A few weeks ago I was visiting Temple Israel in Columbus, Ohio.  It was to be a typical Sunday morning; Ron gets up very early, drives three hours to Sunday school, talks about camp, shows the video (no complaints from me about not having to lug around the slide show, tape player, etc), and hits the road for home.  But on this particular Sunday A.M. an interesting addition to the norm came up under the heading of. “Kids Say the Darndest Things.”

I arrived at Temple Israel a little early and met the Rabbi a while before the camp assembly was to begin.  He told me that they were about to start the morning T’fillot with the 5th, 6th, 7th graders and asked me if I’d care to lead them in prayer.  I said, “Sure,” not really thinking much about what that might involve.  In about two minutes we were in a small chapel and in marched the classes.  With the help of the songleader, we had a nice morning T’fillah.  I took the liberty (what the heck, I was the leader, right?) to ask some questions to the group as a means of introducing different portions of the service.  We talked about prayer as a way of saying “Thanks,” and as a way of expressing praise.  But, when we got to the idea of prayer as petition, asking for things, one of the 5th graders indeed said the darndest thing.  I asked, “If we use prayer to ask for things, what do we hope for?”  Many hands went up.  Some kids said we hope for health, or we hope for peace, etc.  All good answers.  But one little girl raised her hand and when I called on her, she taught us all the lesson of the day.  “What we hope for, “ she said, “Is hope.”
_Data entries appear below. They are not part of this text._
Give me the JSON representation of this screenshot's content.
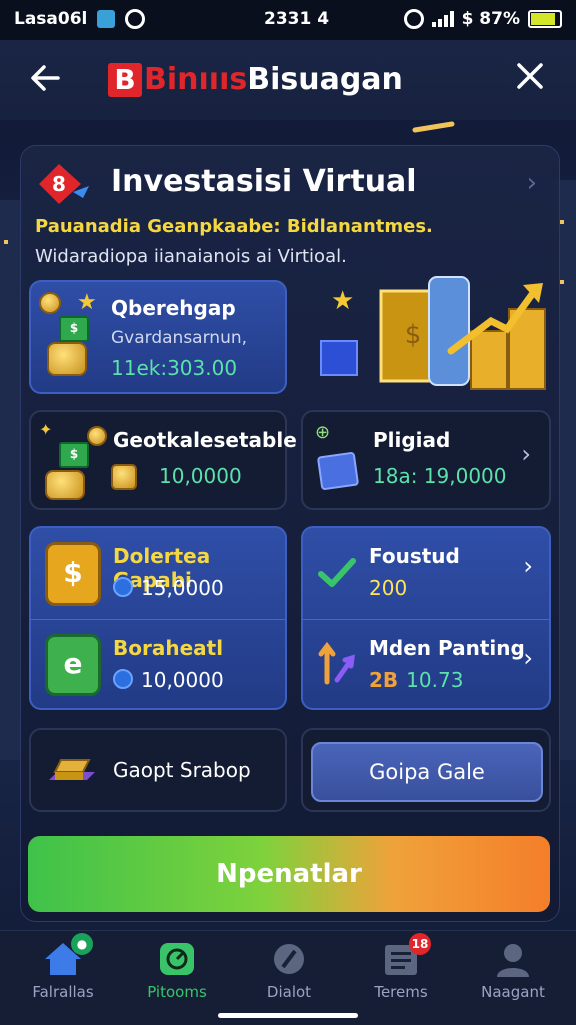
{
  "status_bar": {
    "left_text": "Lasa06l",
    "time": "2331 4",
    "battery": "$ 87%"
  },
  "header": {
    "brand_letter": "B",
    "brand_red": "Binıııs",
    "brand_white": "Bisuagan"
  },
  "card": {
    "title": "Investasisi Virtual",
    "subtitle": "Pauanadia Geanpkaabe: Bidlanantmes.",
    "description": "Widaradiopa iianaianois ai Virtioal."
  },
  "tiles": {
    "top_left": {
      "label": "Qberehgap",
      "sub": "Gvardansarnun,",
      "value": "11ek:303.00"
    },
    "mid_left": {
      "label": "Geotkalesetable",
      "value": "10,0000"
    },
    "mid_right": {
      "label": "Pligiad",
      "value": "18a: 19,0000"
    },
    "blue_left_top": {
      "label": "Dolertea Gapabi",
      "value": "15,0000"
    },
    "blue_left_bottom": {
      "label": "Boraheatl",
      "value": "10,0000"
    },
    "blue_right_top": {
      "label": "Foustud",
      "value": "200"
    },
    "blue_right_bottom": {
      "label": "Mden Panting",
      "value_prefix": "2B",
      "value": "10.73"
    },
    "bottom_left": {
      "label": "Gaopt Srabop"
    },
    "bottom_right": {
      "label": "Goipa Gale"
    }
  },
  "cta_label": "Npenatlar",
  "nav": {
    "items": [
      {
        "label": "Falrallas",
        "badge": ""
      },
      {
        "label": "Pitooms"
      },
      {
        "label": "Dialot"
      },
      {
        "label": "Terems",
        "badge": "18"
      },
      {
        "label": "Naagant"
      }
    ]
  },
  "colors": {
    "accent_green": "#3ac46a",
    "brand_red": "#e0262b",
    "tile_blue": "#2f4ea7",
    "value_green": "#5be1a9",
    "subtitle_yellow": "#f5d742"
  }
}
Could that 5th grader have understood the depth of her comment?  Did she realize that many of us turn to prayer as a source of encouragement; that just coming together as a faith community, singing, reading in unison, hearing words of Torah, gives us strength and hope.  I’ve thought about this a lot.  I think she knew exactly what she was saying.  We pray for emotional strength.  “We hope for hope.”

I’m glad I got up early that Sunday morning to learn this important lesson.  It has stuck in my mind.  The thought gives me comfort.  That a 5th grader had this idea and shared it made it even more special.  Well, kids do say the darndest thing.  It pays to listen to them.